Bill that would slash student loans stalls
A bill that would cut approx $8.7 billion in federal funds to the student loan program has stalled in the U.S. House of Representatives after it failed to gain enough votes.
House Resolution 609, a provision of the Budget Reconciliation Bill, is scheduled for a vote on the House floor before the end of the year, but has been stalled because the larger bill failed to gain enough votes. Sponsors and proponents of the Budget Reconciliation Bill have delayed voting for another week.
Many student aid associations oppose the bill, as it is likely to increase a student's unmet financial need, which would discourage many students from pursuing higher education.
"We must be careful when cutting wasteful (student loan) programs that we are not hurting those who are in need," said Bruce Benson, Metro Board of Trustees chair.
HR 609 would renew the variable interest rate on student loans, which is set to expire July 1. If not renewed, the variable student loan interest rate would be raised from 4.7 percent to 6.8 percent, and would remain static.
"The variable interest rate allows for (borrowers) to take advantage of market fluctuations, capping the interest rates at 8.25 percent and offering student borrowers access to lower interest rates when the market produces them," said Alexa Marrero, a spokesperson for the U.S. House Education and Workforce Committee.
"(H.R. 609) would make the student loans program more efficient, offering students more bang for their buck."

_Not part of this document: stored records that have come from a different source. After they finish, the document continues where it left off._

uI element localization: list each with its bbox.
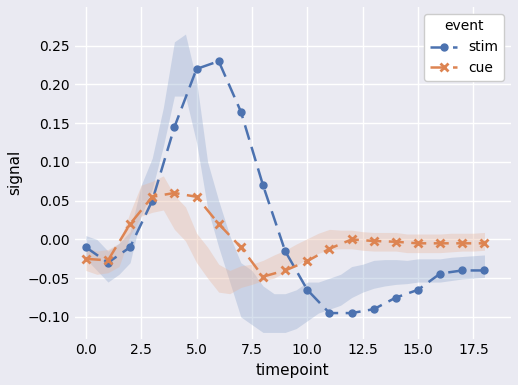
stim <box>149 198 155 203</box>
cue <box>238 245 244 249</box>
X-axis label: timepoint: timepoint <box>256 363 330 378</box>
stim <box>193 67 199 71</box>
stim <box>326 311 333 315</box>
cue <box>437 241 443 246</box>
Line: cue: cue <box>82 189 488 281</box>
Y-axis label: signal: signal <box>7 150 22 196</box>
stim <box>171 125 178 129</box>
stim <box>437 271 443 276</box>
stim <box>481 268 487 273</box>
stim <box>459 268 466 273</box>
stim <box>304 288 310 292</box>
cue <box>149 194 155 199</box>
cue <box>282 268 288 273</box>
stim <box>105 260 111 265</box>
stim <box>370 307 377 311</box>
stim <box>415 288 421 292</box>
cue <box>481 241 487 246</box>
cue <box>193 194 199 199</box>
cue <box>171 191 178 195</box>
cue <box>459 241 466 246</box>
cue <box>415 241 421 246</box>
cue <box>349 237 355 242</box>
cue <box>127 222 133 226</box>
stim <box>393 295 399 300</box>
cue <box>370 239 377 243</box>
stim <box>127 245 133 249</box>
cue <box>105 258 111 263</box>
stim <box>83 245 89 249</box>
stim <box>260 183 266 187</box>
stim <box>349 311 355 315</box>
stim <box>215 59 222 64</box>
stim <box>238 109 244 114</box>
cue <box>393 239 399 244</box>
Line: stim: stim <box>82 58 488 316</box>
cue <box>326 246 333 251</box>
cue <box>304 259 310 263</box>
Legend: stim, cue: stim, cue <box>424 14 504 81</box>
cue <box>260 275 266 279</box>
cue <box>215 222 222 226</box>
stim <box>282 249 288 253</box>
cue <box>83 256 89 261</box>
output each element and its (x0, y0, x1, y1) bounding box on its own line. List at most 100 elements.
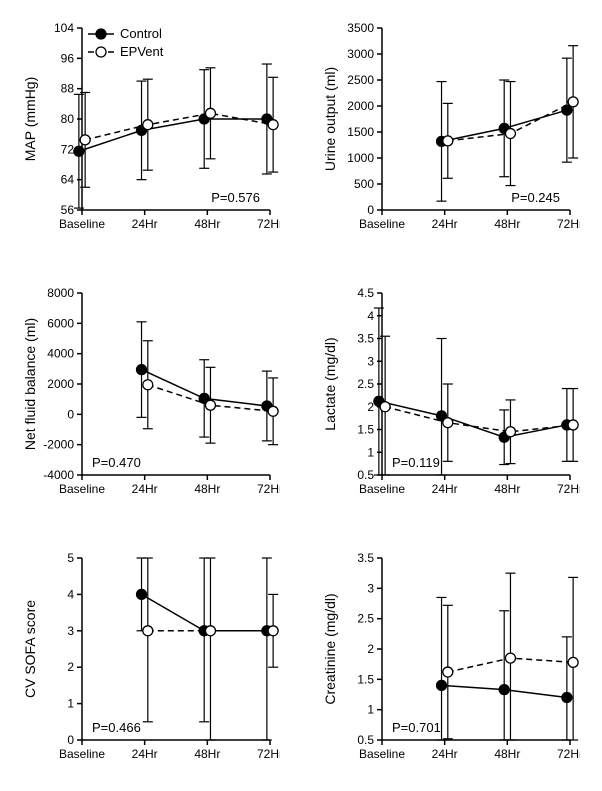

Christopher Arend, spokesman for Rep. Diana DeGette, D-Colo., said the Congresswoman finds the bill "deeply troublesome."
"She is concerned that HR 609 increases the cost of attending college by raising student loan interest rates and eliminating important benefits students rely on today," Arend said in an e-mail.
Luke Swarthout, a spokesperson for the Colorado Public Interest Research Group for the Federal Higher Education project, a group that advocates on behalf of college students to make higher education more affordable, said H.R. 609 would unnecessarily put financial burden on the backs of students.
"The typical student (accrues) $17,500 in debt and (H.R. 609) could cost students an additional $5,800 in interest payments over the life of the loan, making repayment more onerous for millions of college students," Swarthout said. "H.R. 609 would (raise) interest rates for larger loans over a longer period of time."
UCD's CoPIRG chapter has been working to raise awareness of the threat to the nation's student loan program.
A similar bill that would reduce spending by $35 billion has already passed in the senate with a 52-47 vote.